Rudy Lee Martinez (email@example.com) is the program manager for the DellStar Enterprise project. Rudy has an M.S. in Computer Science from Wake Forest University and is a Microsoft Certified Systems Engineer (MCSE), Solutions Developer (MCSD), Database Administrator (MCDBA), and Trainer (MCT).
For more information
Dell and Oracle: http://www.dell.com/oracle
Microsoft SQL Server: http://www.microsoft.com/sql
Comparing data type mappings
A thorough comparative understanding of the SQL Server 2000 and Oracle data types is critical to implementing a successful replication. Figure A shows the standard data type mappings that SQL Server 2000 uses for heterogeneous replication.
Figure A. Data type mappings between SQL Server 2000 and Oracle databases
Alternative procedures to set up linked servers
Administrators also can create and configure a linked server by executing procedures from the SQL Server 2000 Query Analyzer. This technique uses sp_addlinkedserver to set up the linked server, as follows:
sp_addlinkedserver [ @server = 'server_name' ]
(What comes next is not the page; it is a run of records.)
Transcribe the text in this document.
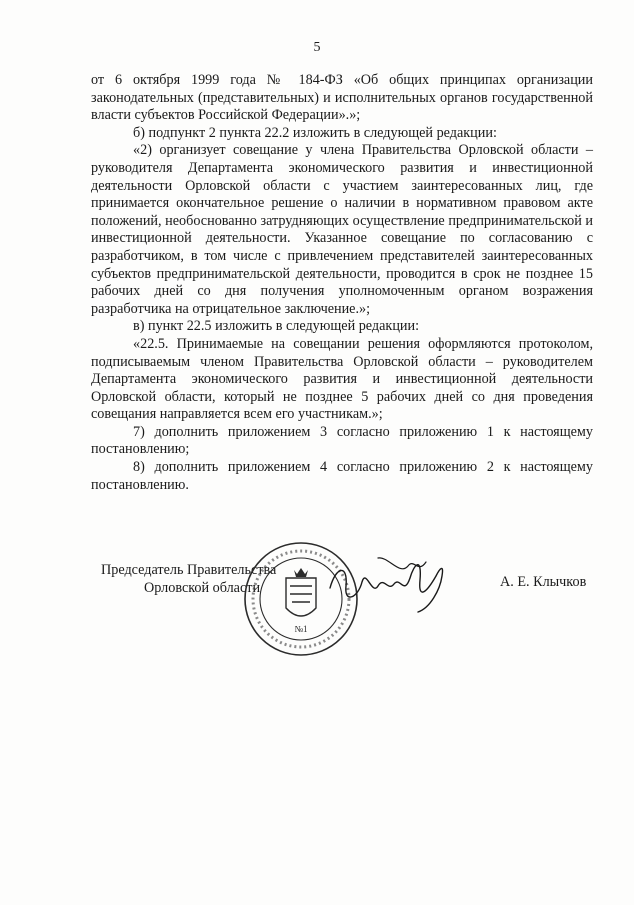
5

от 6 октября 1999 года № 184-ФЗ «Об общих принципах организации законодательных (представительных) и исполнительных органов государственной власти субъектов Российской Федерации».»;

б) подпункт 2 пункта 22.2 изложить в следующей редакции:

«2) организует совещание у члена Правительства Орловской области – руководителя Департамента экономического развития и инвестиционной деятельности Орловской области с участием заинтересованных лиц, где принимается окончательное решение о наличии в нормативном правовом акте положений, необоснованно затрудняющих осуществление предпринимательской и инвестиционной деятельности. Указанное совещание по согласованию с разработчиком, в том числе с привлечением представителей заинтересованных субъектов предпринимательской деятельности, проводится в срок не позднее 15 рабочих дней со дня получения уполномоченным органом возражения разработчика на отрицательное заключение.»;

в) пункт 22.5 изложить в следующей редакции:

«22.5. Принимаемые на совещании решения оформляются протоколом, подписываемым членом Правительства Орловской области – руководителем Департамента экономического развития и инвестиционной деятельности Орловской области, который не позднее 5 рабочих дней со дня проведения совещания направляется всем его участникам.»;

7) дополнить приложением 3 согласно приложению 1 к настоящему постановлению;

8) дополнить приложением 4 согласно приложению 2 к настоящему постановлению.

Председатель Правительства
Орловской области	А. Е. Клычков
№1
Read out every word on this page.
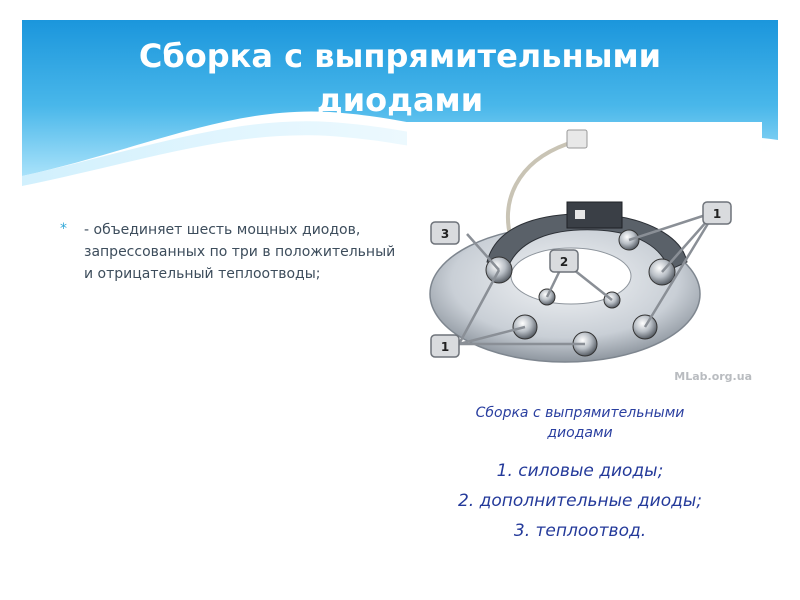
Сборка с выпрямительными
диодами
* - объединяет шесть мощных диодов, запрессованных по три в положительный и отрицательный теплоотводы;
1
2
3
1
MLab.org.ua
Сборка с выпрямительными
диодами
1. силовые диоды;
2. дополнительные диоды;
3. теплоотвод.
[ , [ @srvproduct = ] 'product_name' ]
[ , [ @provider = ] 'provider_name' ]
[ , [ @datasrc = ] 'data_source' ]
[ , [ @location = ] 'location' ]
[ , [ @provstr = ] 'provider_string' ]
[ , [ @catalog = ] 'catalog' ]
- server_name: Name of the linked server
- product_name: Product name of the data source to be added as a linked server
- provider_name: The OLE DB provider corresponding to the data source
- data_source: Source interpreted by the provider
- location: Database location
- provider_string: Provider-specific connection string
- catalog: Catalog used while making connection to the provider
For example, administrators might enter:
Exec sp_addlinkedserver 'server_name','oracle', 'msdaora','data source alias'
The next step is the login setup for the linked server:
sp_addlinkedsrvlogin [ @rmtsrvname = ] 'rmtsrvname'
[ , [ @useself = ] 'useself' ]
[ , [ @locallogin = ] 'locallogin' ]
[ , [ @rmtuser = ] 'rmtuser' ]
[ , [ @rmtpassword = ] 'rmtpassword'
- Rmtsrvname: Linked server name to be used
- useself: A true value (the default) indicates that SQL Server 2000 users can use their credentials to connect to the remote server (Oracle9i) login. A false value requires rmtuser and rmtpassword commands to determine the name of the login
- locallogin: Name to log in on local server
- rmtuser: User name for logging into the Oracle database
- rmtpassword: Password for logging into the Oracle database
For example, administrators might enter:
Exec sp_addlinkedsrvlogin 'server name', 'false','NULL'. ''ora_login'', ''ora_password''
This process is useful when creating multiple linked servers.